French companies face similar problems, but Znaty suggests that tax cuts could help mobilise private money for investment. “Enormous funds available in banks and insurance companies could be invested in companies. The state could guarantee these investments so private investors would know that they couldn’t lose, say, more than 20pc of their capital,” he says.
“Fifty million tourists come to Paris each year, but this year they won’t come – and neither will business travellers.”
This is a huge problem for France, where tourism and travel accounts for more than 7pc of GDP.
French tourism minister Jean-Baptiste Lemoyne says four in five restaurants have reopened, but 13pc will not do so until September because they cannot make a profit without foreign tourists.

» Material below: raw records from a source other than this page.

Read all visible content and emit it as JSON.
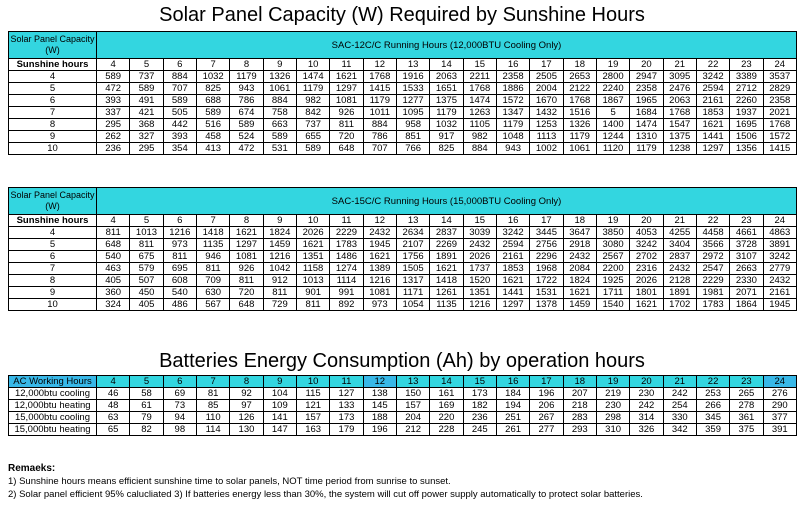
{
  "titles": {
    "solar": "Solar Panel Capacity (W) Required by Sunshine Hours",
    "batteries": "Batteries Energy Consumption (Ah) by operation hours"
  },
  "table1": {
    "corner": "Solar Panel Capacity (W)",
    "caption": "SAC-12C/C Running Hours (12,000BTU Cooling Only)",
    "row_label": "Sunshine hours",
    "hours": [
      "4",
      "5",
      "6",
      "7",
      "8",
      "9",
      "10",
      "11",
      "12",
      "13",
      "14",
      "15",
      "16",
      "17",
      "18",
      "19",
      "20",
      "21",
      "22",
      "23",
      "24"
    ],
    "rows": [
      {
        "label": "4",
        "values": [
          "589",
          "737",
          "884",
          "1032",
          "1179",
          "1326",
          "1474",
          "1621",
          "1768",
          "1916",
          "2063",
          "2211",
          "2358",
          "2505",
          "2653",
          "2800",
          "2947",
          "3095",
          "3242",
          "3389",
          "3537"
        ]
      },
      {
        "label": "5",
        "values": [
          "472",
          "589",
          "707",
          "825",
          "943",
          "1061",
          "1179",
          "1297",
          "1415",
          "1533",
          "1651",
          "1768",
          "1886",
          "2004",
          "2122",
          "2240",
          "2358",
          "2476",
          "2594",
          "2712",
          "2829"
        ]
      },
      {
        "label": "6",
        "values": [
          "393",
          "491",
          "589",
          "688",
          "786",
          "884",
          "982",
          "1081",
          "1179",
          "1277",
          "1375",
          "1474",
          "1572",
          "1670",
          "1768",
          "1867",
          "1965",
          "2063",
          "2161",
          "2260",
          "2358"
        ]
      },
      {
        "label": "7",
        "values": [
          "337",
          "421",
          "505",
          "589",
          "674",
          "758",
          "842",
          "926",
          "1011",
          "1095",
          "1179",
          "1263",
          "1347",
          "1432",
          "1516",
          "5",
          "1684",
          "1768",
          "1853",
          "1937",
          "2021"
        ]
      },
      {
        "label": "8",
        "values": [
          "295",
          "368",
          "442",
          "516",
          "589",
          "663",
          "737",
          "811",
          "884",
          "958",
          "1032",
          "1105",
          "1179",
          "1253",
          "1326",
          "1400",
          "1474",
          "1547",
          "1621",
          "1695",
          "1768"
        ]
      },
      {
        "label": "9",
        "values": [
          "262",
          "327",
          "393",
          "458",
          "524",
          "589",
          "655",
          "720",
          "786",
          "851",
          "917",
          "982",
          "1048",
          "1113",
          "1179",
          "1244",
          "1310",
          "1375",
          "1441",
          "1506",
          "1572"
        ]
      },
      {
        "label": "10",
        "values": [
          "236",
          "295",
          "354",
          "413",
          "472",
          "531",
          "589",
          "648",
          "707",
          "766",
          "825",
          "884",
          "943",
          "1002",
          "1061",
          "1120",
          "1179",
          "1238",
          "1297",
          "1356",
          "1415"
        ]
      }
    ]
  },
  "table2": {
    "corner": "Solar Panel Capacity (W)",
    "caption": "SAC-15C/C Running Hours (15,000BTU Cooling Only)",
    "row_label": "Sunshine hours",
    "hours": [
      "4",
      "5",
      "6",
      "7",
      "8",
      "9",
      "10",
      "11",
      "12",
      "13",
      "14",
      "15",
      "16",
      "17",
      "18",
      "19",
      "20",
      "21",
      "22",
      "23",
      "24"
    ],
    "rows": [
      {
        "label": "4",
        "values": [
          "811",
          "1013",
          "1216",
          "1418",
          "1621",
          "1824",
          "2026",
          "2229",
          "2432",
          "2634",
          "2837",
          "3039",
          "3242",
          "3445",
          "3647",
          "3850",
          "4053",
          "4255",
          "4458",
          "4661",
          "4863"
        ]
      },
      {
        "label": "5",
        "values": [
          "648",
          "811",
          "973",
          "1135",
          "1297",
          "1459",
          "1621",
          "1783",
          "1945",
          "2107",
          "2269",
          "2432",
          "2594",
          "2756",
          "2918",
          "3080",
          "3242",
          "3404",
          "3566",
          "3728",
          "3891"
        ]
      },
      {
        "label": "6",
        "values": [
          "540",
          "675",
          "811",
          "946",
          "1081",
          "1216",
          "1351",
          "1486",
          "1621",
          "1756",
          "1891",
          "2026",
          "2161",
          "2296",
          "2432",
          "2567",
          "2702",
          "2837",
          "2972",
          "3107",
          "3242"
        ]
      },
      {
        "label": "7",
        "values": [
          "463",
          "579",
          "695",
          "811",
          "926",
          "1042",
          "1158",
          "1274",
          "1389",
          "1505",
          "1621",
          "1737",
          "1853",
          "1968",
          "2084",
          "2200",
          "2316",
          "2432",
          "2547",
          "2663",
          "2779"
        ]
      },
      {
        "label": "8",
        "values": [
          "405",
          "507",
          "608",
          "709",
          "811",
          "912",
          "1013",
          "1114",
          "1216",
          "1317",
          "1418",
          "1520",
          "1621",
          "1722",
          "1824",
          "1925",
          "2026",
          "2128",
          "2229",
          "2330",
          "2432"
        ]
      },
      {
        "label": "9",
        "values": [
          "360",
          "450",
          "540",
          "630",
          "720",
          "811",
          "901",
          "991",
          "1081",
          "1171",
          "1261",
          "1351",
          "1441",
          "1531",
          "1621",
          "1711",
          "1801",
          "1891",
          "1981",
          "2071",
          "2161"
        ]
      },
      {
        "label": "10",
        "values": [
          "324",
          "405",
          "486",
          "567",
          "648",
          "729",
          "811",
          "892",
          "973",
          "1054",
          "1135",
          "1216",
          "1297",
          "1378",
          "1459",
          "1540",
          "1621",
          "1702",
          "1783",
          "1864",
          "1945"
        ]
      }
    ]
  },
  "table3": {
    "corner": "AC Working Hours",
    "hours": [
      "4",
      "5",
      "6",
      "7",
      "8",
      "9",
      "10",
      "11",
      "12",
      "13",
      "14",
      "15",
      "16",
      "17",
      "18",
      "19",
      "20",
      "21",
      "22",
      "23",
      "24"
    ],
    "highlight_hours": [
      "12",
      "24"
    ],
    "rows": [
      {
        "label": "12,000btu cooling",
        "values": [
          "46",
          "58",
          "69",
          "81",
          "92",
          "104",
          "115",
          "127",
          "138",
          "150",
          "161",
          "173",
          "184",
          "196",
          "207",
          "219",
          "230",
          "242",
          "253",
          "265",
          "276"
        ]
      },
      {
        "label": "12,000btu heating",
        "values": [
          "48",
          "61",
          "73",
          "85",
          "97",
          "109",
          "121",
          "133",
          "145",
          "157",
          "169",
          "182",
          "194",
          "206",
          "218",
          "230",
          "242",
          "254",
          "266",
          "278",
          "290"
        ]
      },
      {
        "label": "15,000btu cooling",
        "values": [
          "63",
          "79",
          "94",
          "110",
          "126",
          "141",
          "157",
          "173",
          "188",
          "204",
          "220",
          "236",
          "251",
          "267",
          "283",
          "298",
          "314",
          "330",
          "345",
          "361",
          "377"
        ]
      },
      {
        "label": "15,000btu heating",
        "values": [
          "65",
          "82",
          "98",
          "114",
          "130",
          "147",
          "163",
          "179",
          "196",
          "212",
          "228",
          "245",
          "261",
          "277",
          "293",
          "310",
          "326",
          "342",
          "359",
          "375",
          "391"
        ]
      }
    ]
  },
  "remarks": {
    "title": "Remaeks:",
    "line1": "1) Sunshine hours means efficient sunshine time to solar panels, NOT time period from sunrise to sunset.",
    "line2": "2) Solar panel efficient 95% calucliated     3) If batteries energy less than 30%, the system will cut off power supply automatically to protect solar batteries."
  },
  "colors": {
    "cyan_header": "#33d6e0",
    "blue_highlight": "#38b8e8"
  }
}
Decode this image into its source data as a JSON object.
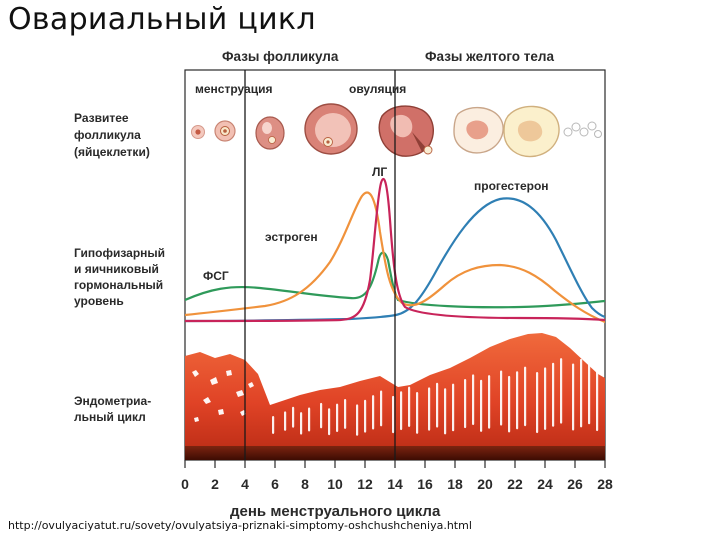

“Sixty per cent of budget hotels are now open, but only a fifth of luxury hotels that depend on foreign visitors have reopened. International travellers from far off countries are not likely to come in large numbers this summer. More French people will holiday in France, which will compensate partially for the lack of foreign tourists, but not entirely,” he says.
Business for Nathalie Cros-Coitton, the head of a Paris-based model agency, came to a virtual halt during the lockdown. Her company, Woman Management, organised online fashion shows, with models photographing and filming themselves.
A fifth of the agency’s 650 models are based in Britain and she says the quarantine has stopped her from bringing them to France for fashion shows. “We’re now recruiting more in France but we like our British models. Our message to the government is, ‘please, lift the quarantine’.”